Skip to content
ct-clmsn edited this page May 17, 2021 · 14 revisions

Welcome to the zmq-collectives-rs wiki!

An Oversimplified Description of PRAM and SPMD Models

The most straight forward mechanism for parallelizing an application - without multithreading - is to execute multiple instances of the program on a machine or set of machines. Each instance of the program is assigned to a portion of the total amount of data to be processed. Program instances are assigned a logical identifier, a rank, to determine which instance of the program is working on specific subset of the data.

As an example, for 10 data elements and 5 instances - or ranks - of the program, each rank would consume 2 data elements. Rank 0 consumes data elements 0 and 1, Rank 1 consumes data elements 2 and 3, etc. Adding multithreading and accelerators to this paradigm, one can see the simplicity of the model and a natural hierarchy of parallelism associated with the model. At the same time, it should be equally clear why programming in this model is challenging. SPMD mirrors several of the existing challenges of programming with threads and extends those issues over a distributed network of machines. In the threaded model, users define or select a function to be executed by several hardware or software threads. In SPMD programming, users define a program that is executed multiple times as separate processes concurrently (simultaneously).

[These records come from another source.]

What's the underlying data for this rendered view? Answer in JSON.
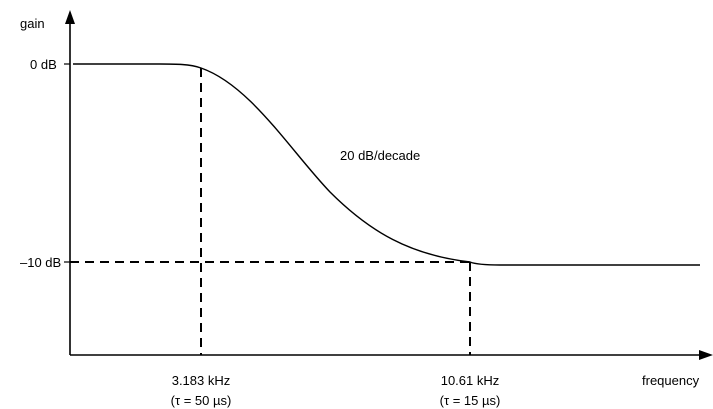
{
  "chart_data": {
    "type": "line",
    "title": "",
    "xlabel": "frequency",
    "ylabel": "gain",
    "y_ticks": [
      {
        "label": "0 dB",
        "value": 0
      },
      {
        "label": "–10 dB",
        "value": -10
      }
    ],
    "corner_frequencies": [
      {
        "freq_label": "3.183 kHz",
        "tau_label": "(τ = 50 µs)",
        "gain_db": 0
      },
      {
        "freq_label": "10.61 kHz",
        "tau_label": "(τ = 15 µs)",
        "gain_db": -10
      }
    ],
    "annotation": "20 dB/decade",
    "series": [
      {
        "x": [
          0.0,
          0.1,
          0.2,
          0.3,
          0.4,
          0.5,
          0.6,
          0.7,
          0.8,
          0.9,
          1.0
        ],
        "values": [
          0,
          0,
          0,
          -0.3,
          -1.8,
          -5.0,
          -8.1,
          -9.5,
          -10,
          -10,
          -10
        ]
      }
    ],
    "ylim": [
      -14.4,
      0
    ],
    "grid": false,
    "legend": "none"
  }
}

At some point, a user will want instances of the program to share state and communicate with each other. In threaded application development, this could be performed using the thread's rank and the indices it is responsible for processing (shared memory). In SPMD applications, this typically involves marshalling data and sending it to a program instance, by rank, across a network. There are a couple mechanisms for sharing state available, in 0MQ the options are: shared memory (inproc), pipes (ipc), and network sockets (tcp). This Rust library/crate implements a distributed memory, message passing, implementation of the PRAM and SPMD model.

Library/Crate Interface

  • Params - structure that stores environment variable information used to initialize the implementation.
  • Backend - trait representing the basic number of operations necessary to perform the collective communication algorithms.
  • Collectives - trait defining the collective communication algorithms.
  • TcpBackend - structure implementing a Backend and Collectives trait.

Collectives Interface

Below is the Collectives trait definition. Comments are provided for each method defined in the trait. Additional documentation is available to further explain each method. The documentation will include use cases, limitations, etc.

pub trait Collectives {

        // Data type (scalar, vector, etc) at Rank 0 is sent to all ranks
        //
        fn broadcast<Data>(&self, data : &mut Data)
           where Data : serde::ser::Serialize + serde::de::DeserializeOwned + Clone + Copy;

        // Each machine has a partition of data, this method performs a local
        // reduction, or fold, and sends the result to a rank for further
        // reduction.
        //
        // init : DataItem - initial value to 'fold' into the reduction
        // f : F - reduction function
        // d : Data - data type consisting of DataItems to perform the reduction over
        //
        // Returns a std::Result<DataItem, std::io::Error>, Rank 0 gets the final result
        //
        fn reduce<DataItem, Data, F >(&self, init : DataItem, f : F, data : Data ) -> Result<DataItem, std::io::Error>
            where DataItem : serde::ser::Serialize + serde::de::DeserializeOwned + Clone + Copy,
                  Data : std::iter::IntoIterator<Item = DataItem> + serde::ser::Serialize + serde::de::DeserializeOwned + Clone,
                  F : Fn(DataItem, Data::Item) -> DataItem + Clone;

        // Each rank will block at this point in the program
        //
        fn barrier(&self);

        // An iterator of std::slice::Iter<DataItem> named 'in_beg' with a length/size 'in_size',
        // is segmented into even blocks that are then sent to other ranks. The data is stored
        // into out : std::slice::IterMut<DataItem> on each rank. Note, users are required to
        // allocate space in the container type associated with 'out' prior to calling scatter.
        // The size of the output container type should be straight forward to compute.
        //
        // Example: A program is running on 2 Ranks. Rank 0 has 4 elements and performs a scatter.
        // When the scatter completes, Rank 0 will have 2 DataItems stored in 'out' and Rank 1 will
        // have 2 DataItems stored in it's copy of 'out'.
        //
        fn scatter< 'a, DataItem >(&self, in_beg : std::slice::Iter<'a, DataItem>, in_size : usize, out : &mut std::slice::IterMut<DataItem> )
            where DataItem : serde::ser::Serialize + serde::de::DeserializeOwned + Clone + Copy;

        // An iterator of std::slice::Iter<DataItem> named in_beg with a length/size in_size,
        // stored on each Rank is consolidated into the in_beg found on Rank 0. Note, users
        // are required to allocate space in the container type associated with 'out' prior
        // to calling gather.
        //
        // Example: A program is running on 2 Ranks. Rank 0 and Rank 1 has 2 elements and performs
        // a gather. When the gather completes, Rank 0 will have 4 DataItems stored in 'out'.
        //
        fn gather< 'a, DataItem >(&self, in_beg : std::slice::Iter<'a, DataItem>, in_size : usize, out : &mut std::slice::IterMut<DataItem> )
            where DataItem : serde::ser::Serialize + serde::de::DeserializeOwned + Clone + Copy;
    }